Editorial
2025 hat viele Menschen psychisch stark gefordert. Druck, Krisen, Kriege und wirtschaftliche Unsicherheiten haben Spuren hinterlassen. Das zeigt sich in der hohen Nachfrage nach unseren Angeboten, im nationalen Gesundheitsbericht und in der steigenden Zahl der IV-Neurenten. Unser Engagement – von der Beratung einzelner Menschen bis hin zur Öffentlichkeitsarbeit – trägt dazu bei, Leid zu reduzieren und gesellschaftliche Verantwortung zu übernehmen. Frühzeitiges Handeln stärkt nicht nur einzelne Personen, sondern entlastet langfristig das System.
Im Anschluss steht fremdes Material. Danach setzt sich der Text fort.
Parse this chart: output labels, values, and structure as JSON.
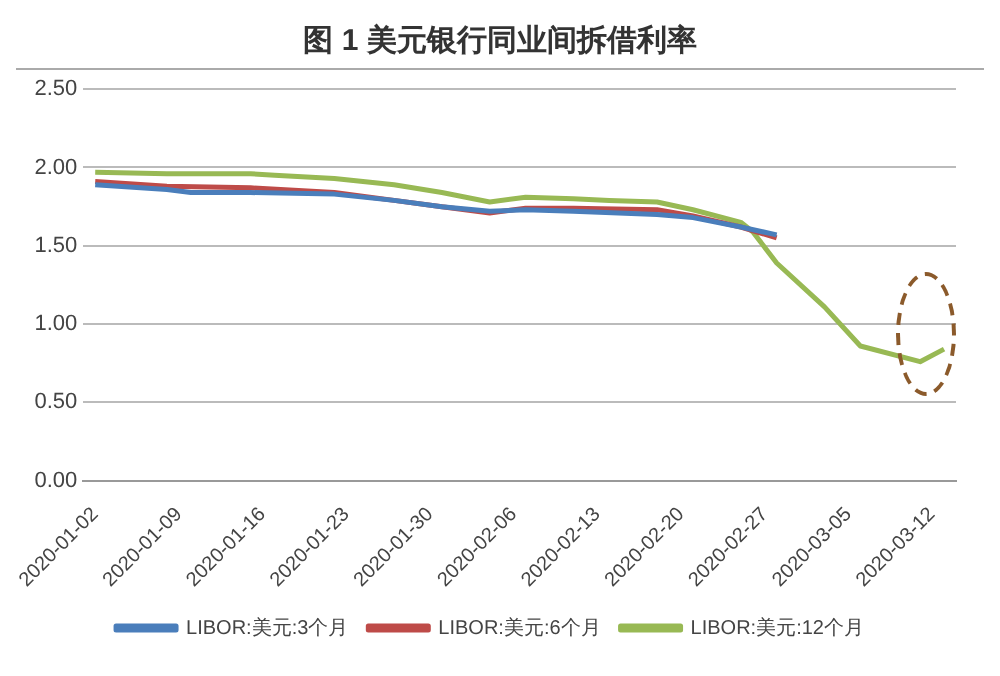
{
  "chart_data": {
    "type": "line",
    "title": "图 1  美元银行同业间拆借利率",
    "ylim": [
      0,
      2.5
    ],
    "yticks": [
      {
        "value": 0,
        "label": "0.00"
      },
      {
        "value": 0.5,
        "label": "0.50"
      },
      {
        "value": 1,
        "label": "1.00"
      },
      {
        "value": 1.5,
        "label": "1.50"
      },
      {
        "value": 2,
        "label": "2.00"
      },
      {
        "value": 2.5,
        "label": "2.50"
      }
    ],
    "xlim": [
      "2020-01-01",
      "2020-03-14"
    ],
    "xticks": [
      "2020-01-02",
      "2020-01-09",
      "2020-01-16",
      "2020-01-23",
      "2020-01-30",
      "2020-02-06",
      "2020-02-13",
      "2020-02-20",
      "2020-02-27",
      "2020-03-05",
      "2020-03-12"
    ],
    "grid": "y",
    "legend": "bottom",
    "marker": "none",
    "line_style": "solid",
    "series": [
      {
        "name": "LIBOR:美元:3个月",
        "color": "#4a7ebb",
        "x": [
          "2020-01-02",
          "2020-01-08",
          "2020-01-10",
          "2020-01-15",
          "2020-01-22",
          "2020-01-27",
          "2020-01-31",
          "2020-02-04",
          "2020-02-07",
          "2020-02-11",
          "2020-02-18",
          "2020-02-21",
          "2020-02-25",
          "2020-02-28"
        ],
        "values": [
          1.89,
          1.86,
          1.84,
          1.84,
          1.83,
          1.79,
          1.75,
          1.72,
          1.73,
          1.72,
          1.7,
          1.68,
          1.62,
          1.57
        ]
      },
      {
        "name": "LIBOR:美元:6个月",
        "color": "#be4b48",
        "x": [
          "2020-01-02",
          "2020-01-08",
          "2020-01-15",
          "2020-01-22",
          "2020-01-27",
          "2020-01-31",
          "2020-02-04",
          "2020-02-07",
          "2020-02-11",
          "2020-02-18",
          "2020-02-21",
          "2020-02-25",
          "2020-02-28"
        ],
        "values": [
          1.91,
          1.88,
          1.87,
          1.84,
          1.79,
          1.75,
          1.71,
          1.74,
          1.74,
          1.73,
          1.69,
          1.62,
          1.55
        ]
      },
      {
        "name": "LIBOR:美元:12个月",
        "color": "#98b954",
        "x": [
          "2020-01-02",
          "2020-01-08",
          "2020-01-15",
          "2020-01-17",
          "2020-01-22",
          "2020-01-27",
          "2020-01-31",
          "2020-02-04",
          "2020-02-07",
          "2020-02-11",
          "2020-02-14",
          "2020-02-18",
          "2020-02-21",
          "2020-02-25",
          "2020-02-26",
          "2020-02-28",
          "2020-03-03",
          "2020-03-06",
          "2020-03-11",
          "2020-03-13"
        ],
        "values": [
          1.97,
          1.96,
          1.96,
          1.95,
          1.93,
          1.89,
          1.84,
          1.78,
          1.81,
          1.8,
          1.79,
          1.78,
          1.73,
          1.65,
          1.59,
          1.39,
          1.11,
          0.86,
          0.76,
          0.84
        ]
      }
    ]
  }
}
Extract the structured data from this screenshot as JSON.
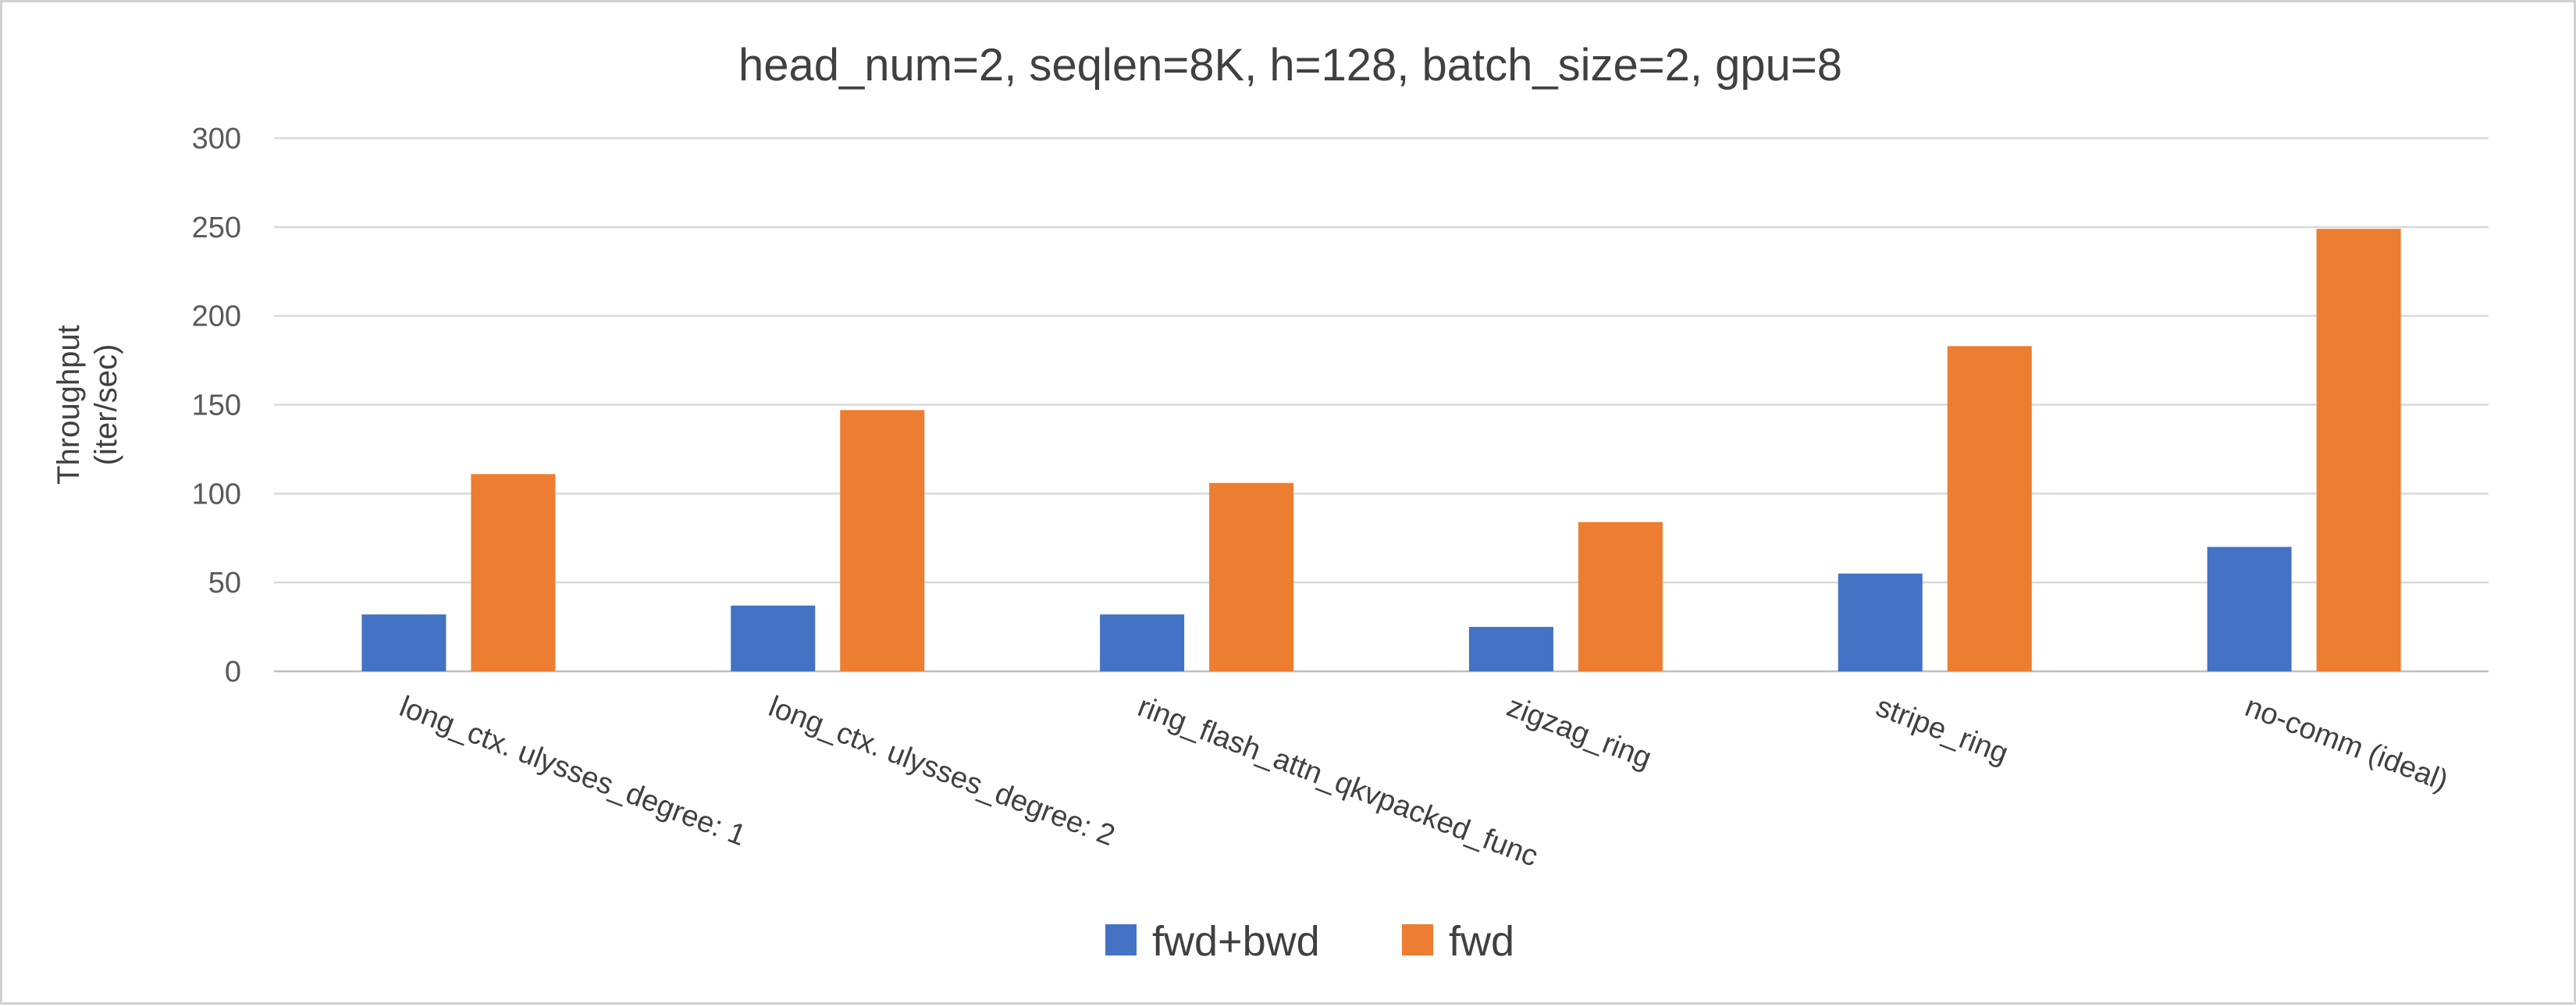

Als nationale Fachorganisation übernehmen wir eine zentrale Rolle in der Früherkennung und der Ersten Hilfe für psychische Gesundheit. Wir beraten kostenlos und niederschwellig, vertreten die Anliegen von Menschen mit psychischen Beeinträchtigungen und bringen ihre Perspektiven in Politik und Öffentlichkeit ein. Mit der Kampagne «Wie geht’s dir?», die wir im Auftrag von Gesundheitsförderung Schweiz gemeinsam mit den Deutschschweizer Kantonen umsetzen, sensibilisieren wir zudem für die Pflege der psychischen Gesundheit. Seit Mitte Jahr stehen sechs Impulse zur Stärkung der psychischen Gesundheit im Mittelpunkt. Sie bieten konkrete Anregungen, wie jede*r die eigene psychische Gesundheit pflegen kann. In diesem Jahresbericht dienen sie uns dazu, zentrale Ereignisse des Jahres zu skizzieren und Einblick in unsere Angebote und Arbeit zu geben.
Das Jahr 2025 brachte auch im Stiftungsrat Veränderungen: Unser langjähriger Präsident Thomas Ihde hat sein Amt abgegeben. Matthias Jäger wurde zum neuen Präsidenten gewählt. Wir danken Thomas Ihde herzlich für sein engagiertes Wirken und freuen uns auf die Zusammenarbeit mit Matthias Jäger, der mit seiner Fach- und Praxisexpertise ideale Voraussetzungen für das Präsidium mitbringt. Ich wünsche Ihnen eine bereichernde Lektüre und danke Ihnen für Ihr Interesse und Ihre Verbundenheit mit unserer Stiftung.